If the sarcasm hasn’t wilted your mind to ash already, I’ll come out and state it plainly: here we are, at the end of Month One, and I stand before you empty handed. No landing page, no MVP product, absolutely nothing. I’ve got a domain name and an cobwebbed Linux droplet floating somewhere out there in the Digital Ocean, and the rest remains locked away on my hard disk.

I don’t think I even have a git commit hash to show for my efforts, nevermind a startup. In short: this first month was a complete, unmitigated failure.

Websocket meme: What if every player has a complete copy of the state at all times, and all you need to do is choose when to show certain pieces to them

Or was it?

Pivot

Right from the get-go, I was surprised by the reactions I got to the project announcement. Total strangers thought it was a hugely ambitious project, and wished me luck! A few of them even called me an inspiration. In my mind – which I confess has a habit of minimizing achievements – this was all flabbergasting. I’m just some wacky guy out there doing a wacky thing, what’s all the fuss? I picked a modest project and generous timeframe (or so I thought), what’s the big deal?

In the end, those who called the project out for being super ambitious had it all right: the scope of this undertaking was indeed larger-than-expected. Too ambitious in fact. So large and ambitious that I didn’t end up hitting my goal.

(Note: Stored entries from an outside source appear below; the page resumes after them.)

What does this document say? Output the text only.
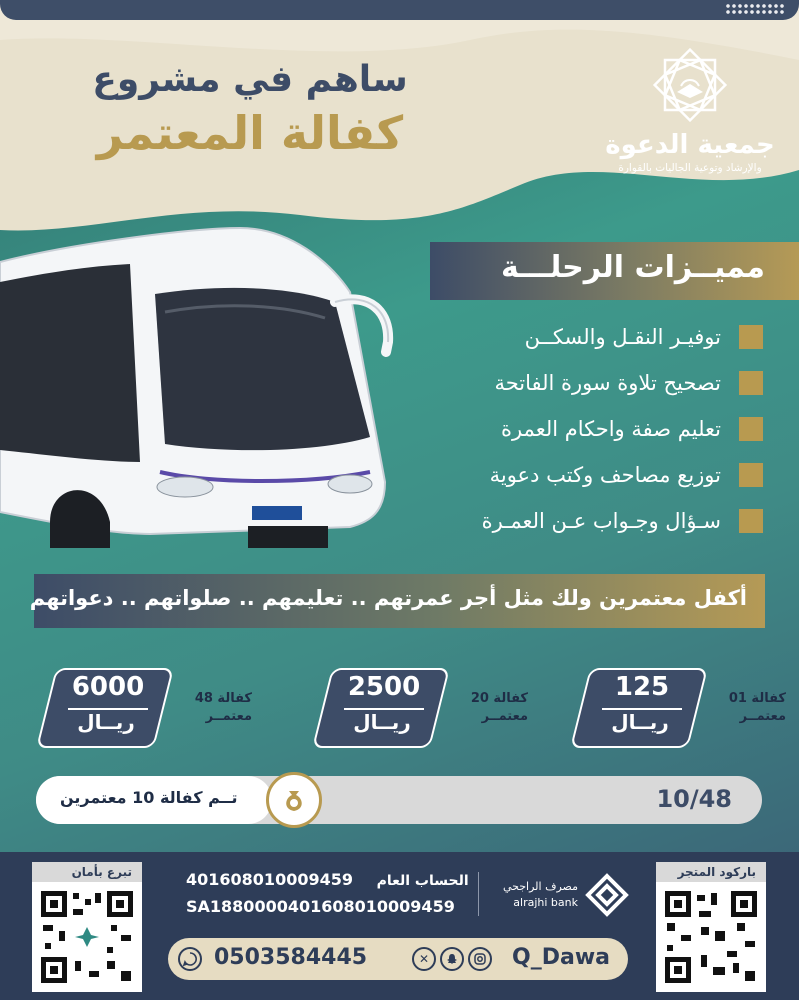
ساهم في مشروع
كفالة المعتمر	جمعية الدعوة
والإرشاد وتوعية الجاليات بالقوارة
مميــزات الرحلـــة
توفيـر النقـل والسكــن
تصحيح تلاوة سورة الفاتحة
تعليم صفة واحكام العمرة
توزيع مصاحف وكتب دعوية
سـؤال وجـواب عـن العمـرة
أكفل معتمرين ولك مثل أجر عمرتهم .. تعليمهم .. صلواتهم .. دعواتهم
6000
ريــال
كفالة 48
معتمــر
2500
ريــال
كفالة 20
معتمــر
125
ريــال
كفالة 01
معتمــر
تــم كفالة 10 معتمرين	10/48
تبرع بأمان	باركود المتجر
401608010009459 الحساب العام
SA1880000401608010009459
مصرف الراجحي
alrajhi bank
0503584445	✕	Q_Dawa
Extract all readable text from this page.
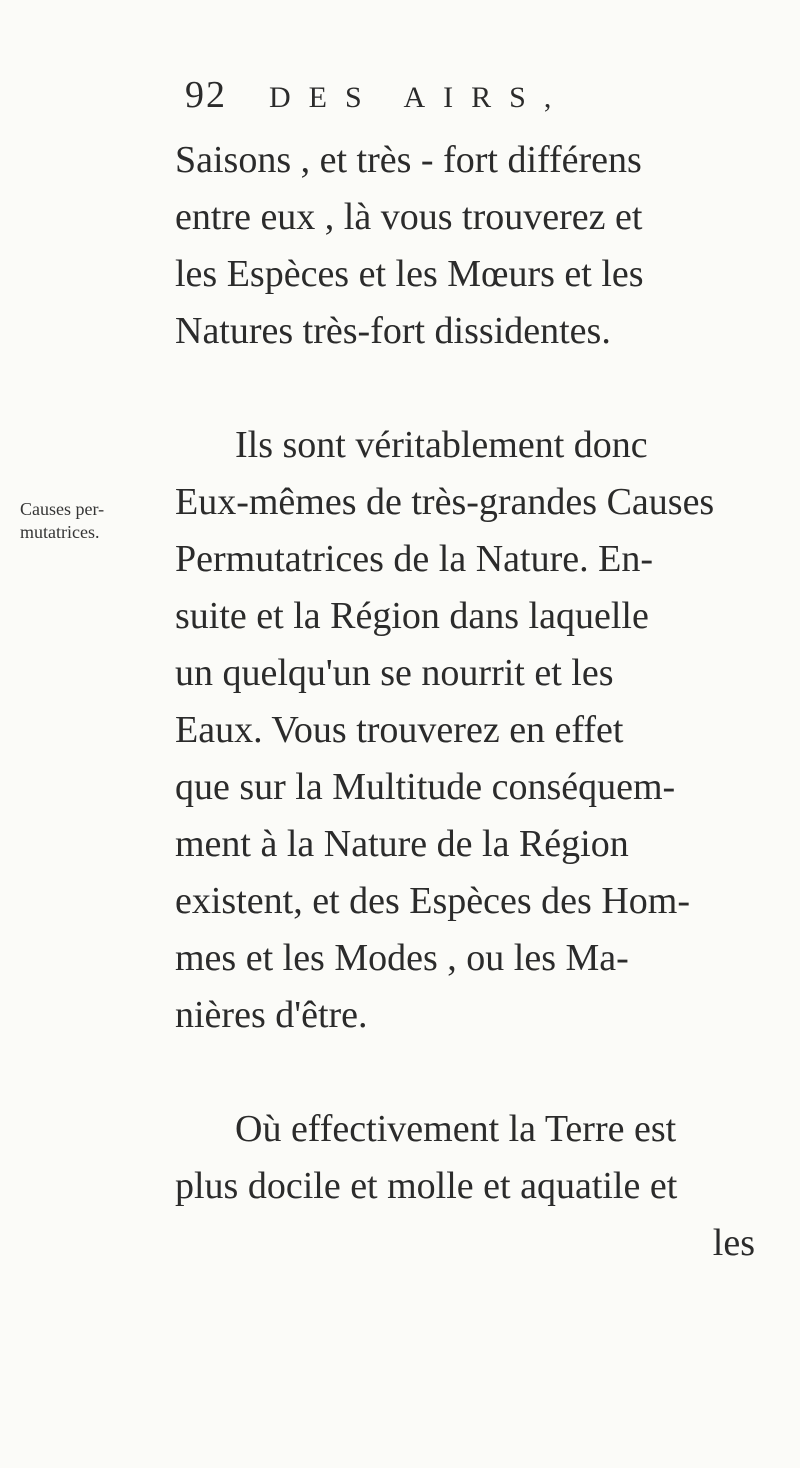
92 DES AIRS,
Causes per-
mutatrices.
Saisons , et très - fort différens
entre eux , là vous trouverez et
les Espèces et les Mœurs et les
Natures très-fort dissidentes.
Ils sont véritablement donc
Eux-mêmes de très-grandes Causes
Permutatrices de la Nature. En-
suite et la Région dans laquelle
un quelqu'un se nourrit et les
Eaux. Vous trouverez en effet
que sur la Multitude conséquem-
ment à la Nature de la Région
existent, et des Espèces des Hom-
mes et les Modes , ou les Ma-
nières d'être.
Où effectivement la Terre est
plus docile et molle et aquatile et
les
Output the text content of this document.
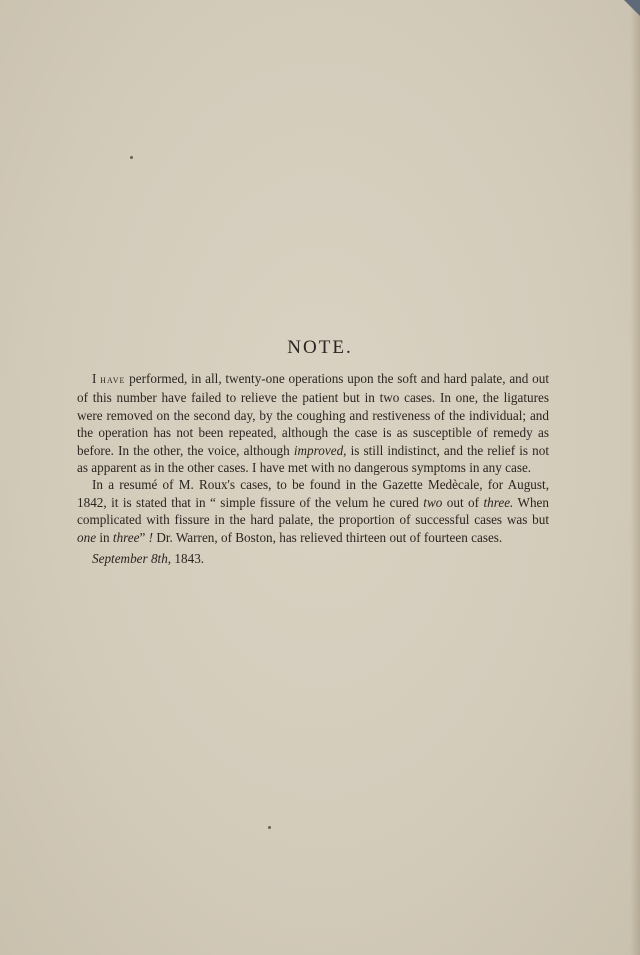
NOTE.

I have performed, in all, twenty-one operations upon the soft and hard palate, and out of this number have failed to relieve the patient but in two cases. In one, the ligatures were removed on the second day, by the coughing and restiveness of the individual; and the operation has not been repeated, although the case is as susceptible of remedy as before. In the other, the voice, although improved, is still indistinct, and the relief is not as apparent as in the other cases. I have met with no dangerous symptoms in any case.

In a resumé of M. Roux's cases, to be found in the Gazette Medècale, for August, 1842, it is stated that in “ simple fissure of the velum he cured two out of three. When complicated with fissure in the hard palate, the proportion of successful cases was but one in three” ! Dr. Warren, of Boston, has relieved thirteen out of fourteen cases.

September 8th, 1843.
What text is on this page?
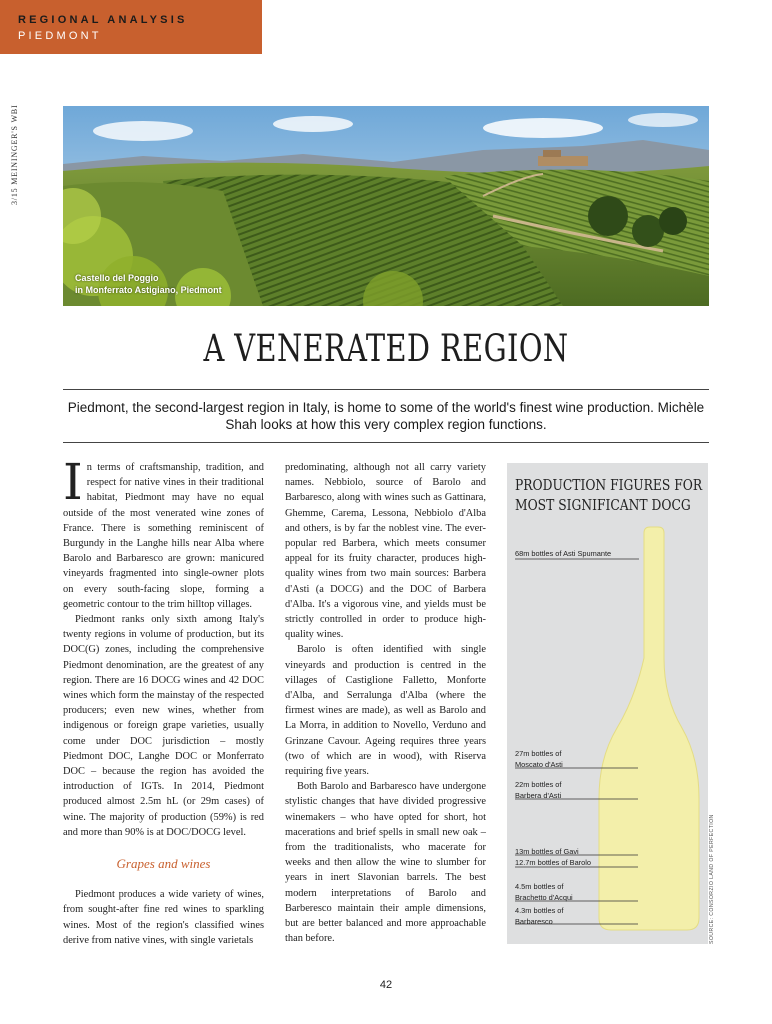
REGIONAL ANALYSIS
PIEDMONT
3/15 MEININGER'S WBI
Castello del Poggio
in Monferrato Astigiano, Piedmont
A VENERATED REGION
Piedmont, the second-largest region in Italy, is home to some of the world's finest wine production. Michèle Shah looks at how this very complex region functions.

In terms of craftsmanship, tradition, and respect for native vines in their traditional habitat, Piedmont may have no equal outside of the most venerated wine zones of France. There is something reminiscent of Burgundy in the Langhe hills near Alba where Barolo and Barbaresco are grown: manicured vineyards fragmented into single-owner plots on every south-facing slope, forming a geometric contour to the trim hilltop villages.

Piedmont ranks only sixth among Italy's twenty regions in volume of production, but its DOC(G) zones, including the comprehensive Piedmont denomination, are the greatest of any region. There are 16 DOCG wines and 42 DOC wines which form the mainstay of the respected producers; even new wines, whether from indigenous or foreign grape varieties, usually come under DOC jurisdiction – mostly Piedmont DOC, Langhe DOC or Monferrato DOC – because the region has avoided the introduction of IGTs. In 2014, Piedmont produced almost 2.5m hL (or 29m cases) of wine. The majority of production (59%) is red and more than 90% is at DOC/DOCG level.

Grapes and wines

Piedmont produces a wide variety of wines, from sought-after fine red wines to sparkling wines. Most of the region's classified wines derive from native vines, with single varietals

predominating, although not all carry variety names. Nebbiolo, source of Barolo and Barbaresco, along with wines such as Gattinara, Ghemme, Carema, Lessona, Nebbiolo d'Alba and others, is by far the noblest vine. The ever-popular red Barbera, which meets consumer appeal for its fruity character, produces high-quality wines from two main sources: Barbera d'Asti (a DOCG) and the DOC of Barbera d'Alba. It's a vigorous vine, and yields must be strictly controlled in order to produce high-quality wines.

Barolo is often identified with single vineyards and production is centred in the villages of Castiglione Falletto, Monforte d'Alba, and Serralunga d'Alba (where the firmest wines are made), as well as Barolo and La Morra, in addition to Novello, Verduno and Grinzane Cavour. Ageing requires three years (two of which are in wood), with Riserva requiring five years.

Both Barolo and Barbaresco have undergone stylistic changes that have divided progressive winemakers – who have opted for short, hot macerations and brief spells in small new oak – from the traditionalists, who macerate for weeks and then allow the wine to slumber for years in inert Slavonian barrels. The best modern interpretations of Barolo and Barberesco maintain their ample dimensions, but are better balanced and more approachable than before.

PRODUCTION FIGURES FOR
MOST SIGNIFICANT DOCG
68m bottles of Asti Spumante
27m bottles of
Moscato d'Asti
22m bottles of
Barbera d'Asti
13m bottles of Gavi
12.7m bottles of Barolo
4.5m bottles of
Brachetto d'Acqui
4.3m bottles of
Barbaresco	SOURCE: CONSORZIO LAND OF PERFECTION
42
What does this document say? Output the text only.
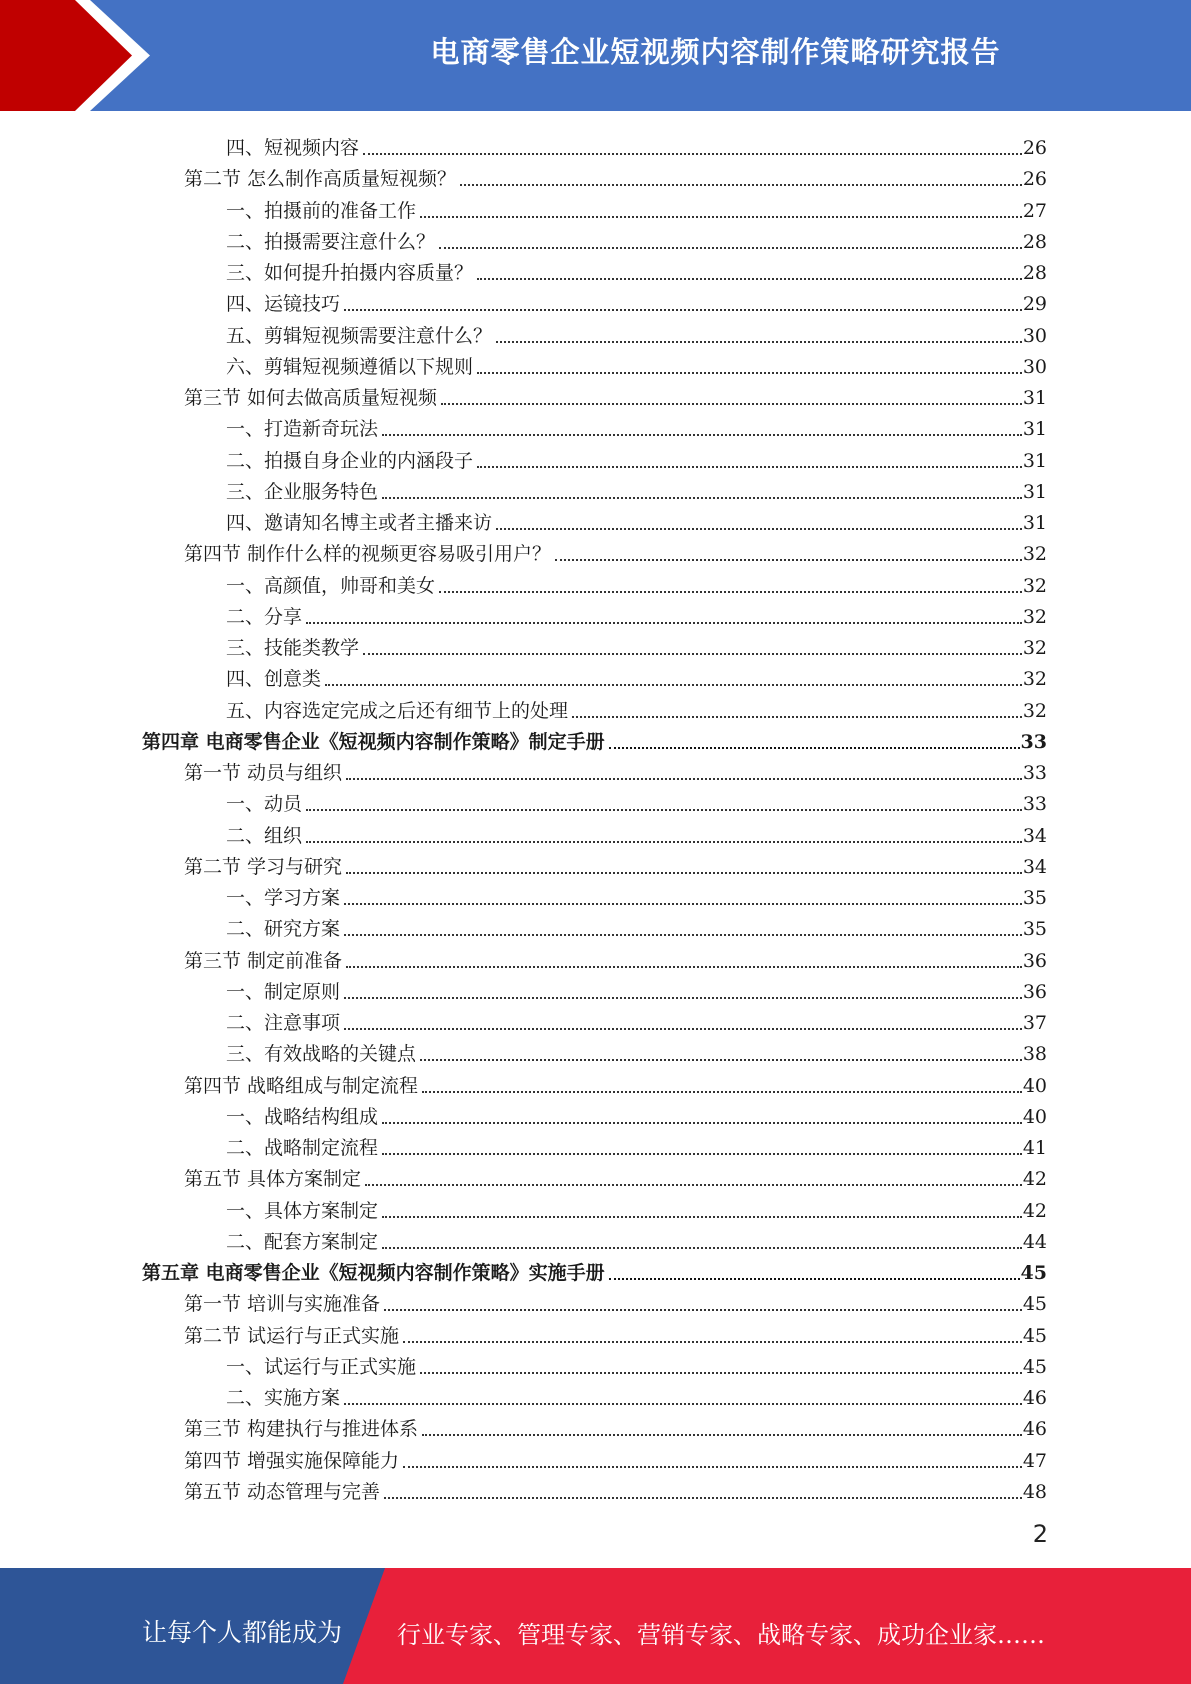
电商零售企业短视频内容制作策略研究报告
四、短视频内容	26
第二节 怎么制作高质量短视频？	26
一、拍摄前的准备工作	27
二、拍摄需要注意什么？	28
三、如何提升拍摄内容质量？	28
四、运镜技巧	29
五、剪辑短视频需要注意什么？	30
六、剪辑短视频遵循以下规则	30
第三节 如何去做高质量短视频	31
一、打造新奇玩法	31
二、拍摄自身企业的内涵段子	31
三、企业服务特色	31
四、邀请知名博主或者主播来访	31
第四节 制作什么样的视频更容易吸引用户？	32
一、高颜值，帅哥和美女	32
二、分享	32
三、技能类教学	32
四、创意类	32
五、内容选定完成之后还有细节上的处理	32
第四章 电商零售企业《短视频内容制作策略》制定手册	33
第一节 动员与组织	33
一、动员	33
二、组织	34
第二节 学习与研究	34
一、学习方案	35
二、研究方案	35
第三节 制定前准备	36
一、制定原则	36
二、注意事项	37
三、有效战略的关键点	38
第四节 战略组成与制定流程	40
一、战略结构组成	40
二、战略制定流程	41
第五节 具体方案制定	42
一、具体方案制定	42
二、配套方案制定	44
第五章 电商零售企业《短视频内容制作策略》实施手册	45
第一节 培训与实施准备	45
第二节 试运行与正式实施	45
一、试运行与正式实施	45
二、实施方案	46
第三节 构建执行与推进体系	46
第四节 增强实施保障能力	47
第五节 动态管理与完善	48
2
让每个人都能成为 行业专家、管理专家、营销专家、战略专家、成功企业家……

But I’m feeling good about it!

It would be very easy to frame this first month as a failure. If I’m gonna name this venture “Startup in a Month,” then by God, I’d better have a startup by the end of each month. The point, after all, is to constrain my efforts and time into producing the best minimum viable product I can, and getting it out there as soon as I can so I can start to gauge whether it’s fulfilling a need and what kinds of new features would bring it over the top. Can’t do any of that without a product!

If I’m viewing things through that lens, then yeah, this first month was a total wash.

But there are different lenses out there, right? A concept you may be familiar with from the business world is “the pivot.” A pivot happens when a business shifts its strategy based on the feedback it gets when the rubber meets the road. To paraphrase Moltke the Elder: “No plan survives first contact with the enemy.” To quote Mike Tyson: “Everybody has a plan until they get punched in the mouth.” We all scheme and plan in our heads before doing anything, and unsurprisingly, those plans often end up being fairly rose-tinted and not at all reflective of what actually happens. Hence: when fist meets mouth, you pivot.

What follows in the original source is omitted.